I don’t think I am using the whole social media/internet stuff the way most do. I don’t spend a great deal of time working on getting the right angle for a selfie, I never post encouragingly affirmative snippets gleaned from others, and I try not to brag about my sons too much. I’m really not interested in showing my best face, I kind of like my warts.
If you have been following this blog, you know that I am a slightly zaftig, somewhat sarcastic, mostly unemployed occasional pot smoker (not really, you have to read the blog) with a penchant for deviling my darling husband while pointing out the absurdities in our lives. There is seldom a time that I don’t cop to my own bad behavior and poor choices. If it is painful to share, it’s usually good reading, for all 54 of you that religiously skim my blog.
But I do have something to confess, something I have kept off my blog for a few weeks, as it is so painful. No, I haven’t killed anyone, or kicked a kitten. But I have done something heart wrenching, that caused pain to multiple beings, including myself.

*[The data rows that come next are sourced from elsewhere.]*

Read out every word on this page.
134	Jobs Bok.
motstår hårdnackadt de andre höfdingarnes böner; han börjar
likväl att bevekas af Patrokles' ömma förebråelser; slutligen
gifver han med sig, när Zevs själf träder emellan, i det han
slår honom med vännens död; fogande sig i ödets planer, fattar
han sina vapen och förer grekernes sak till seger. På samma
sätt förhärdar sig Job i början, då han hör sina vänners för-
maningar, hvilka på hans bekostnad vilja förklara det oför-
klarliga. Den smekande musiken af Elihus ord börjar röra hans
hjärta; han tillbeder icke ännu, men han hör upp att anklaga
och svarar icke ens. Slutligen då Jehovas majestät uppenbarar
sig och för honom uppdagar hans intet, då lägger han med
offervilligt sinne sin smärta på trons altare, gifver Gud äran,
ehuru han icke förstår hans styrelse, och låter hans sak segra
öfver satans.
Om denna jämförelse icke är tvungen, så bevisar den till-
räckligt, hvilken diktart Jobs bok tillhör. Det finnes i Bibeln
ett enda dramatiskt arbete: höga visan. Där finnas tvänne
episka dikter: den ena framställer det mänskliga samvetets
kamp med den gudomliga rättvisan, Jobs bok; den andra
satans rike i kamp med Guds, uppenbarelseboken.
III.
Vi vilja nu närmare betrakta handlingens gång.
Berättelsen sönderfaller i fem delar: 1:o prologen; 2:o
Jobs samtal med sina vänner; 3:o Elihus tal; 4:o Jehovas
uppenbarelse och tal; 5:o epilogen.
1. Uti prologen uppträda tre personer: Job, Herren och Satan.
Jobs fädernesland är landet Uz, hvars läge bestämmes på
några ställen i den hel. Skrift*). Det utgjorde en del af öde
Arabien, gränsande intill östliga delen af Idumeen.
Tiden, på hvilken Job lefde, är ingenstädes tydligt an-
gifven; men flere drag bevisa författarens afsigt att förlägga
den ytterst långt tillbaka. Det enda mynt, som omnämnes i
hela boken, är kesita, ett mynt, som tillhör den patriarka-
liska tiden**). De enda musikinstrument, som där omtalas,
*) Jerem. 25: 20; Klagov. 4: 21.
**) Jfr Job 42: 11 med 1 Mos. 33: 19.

Perhaps you remember our rescue dog from this summer, Otis. He is an adorable hound/labby mix that was a stray rescue. He is sweet, affectionate and loves his people. He also has some behavior issues that were unknown to us, even after having a sleepover before adoption. He and our other dog Lily starting out just playing roughly together. It exacerbated as they both decided they were the alpha dog, and neither one would give in. There were some scrapes and bites, but we tried to mitigate. Otis also was an extreme guarder. No one would get in our house or yard without a pretty scary challenge by a snarling, barking, lunging 57 pound pup. He especially disliked men, and even after calming down, would out of the blue start harassing them again.
We were in over our heads. We have never been strict disciplinarians. It seems to have worked well with our sons, but not with Otis. We called in a professional dog trainer who came to our house many times to help us with our problems. We actually did follow the training tips and techniques, yet Otis grew steadily worse. We could no longer take him to the dog park, as he had become aggressive towards other dogs, very likely because Lily was in the middle, barking and stirring things up. These two were truly oil and water.
We recently were out of town, and boarded Otis and Lily with separate families, as they were not getting along. We thought a brief separation would help them. When they both returned to our house, they had their first full-on dog fight, and it was scary.
We had been agonizing and soul searching for many weeks, trying to come to a decision. We were unhappy and stressed, and so were Lily and Otis. We had kept in touch with the amazing rescue organization (retrievers and friends st. louis) throughout our struggles, and they knew the situation. We finally made the heartbreaking decision that Otis was not the right dog for our family, and our family was not right for Otis. He is back with the rescue organization, (going by his old rescue name, Simon) looking for his forever family. He is a sweet, loving, goofy dog, and would be perfect for the right family.
I was never a disposable pet person. My first pets, the darling Melvin brothers, were two cool cats that lived to 14 and 19, including home IV treatment, constant cat sick and finally feline dementia. Our first dog, Sammie the Wonderlab, lived to 15, eating drywall, furniture and shoes along the way. As she aged and became stiff and arthritic, we would help her with her favorite morning ritual. We would lift her up, help walk her outside to get the paper, put it in her mouth and lead her back in. Our next dog, Charlie, was an adorable beagle/something rescue mix with ears too large for almost any animal, and a heart of gold. He died from pancreatic cancer much too young at 13. Heck, we even had two gerbils that lived for five years … FIVE YEARS! We then got our darling rescue Lily, about a year ago. She is my heart. Like all the rest (except for the gerbils. It’s hard to truly bond with rodents). Every pet deserves that.
I must also confess that I am guilty of judging other people who have been in our exact position and had to make the same tough choices. Oh, how I wish I had tried on those moccasins before forming and spouting an opinion. Sorry.
Okay, one more confession, as long as I am getting it all out. I love watching sappy, vapid Hallmark Channel Christmas movies, and I have been known to get a bit teary. Don’t judge me!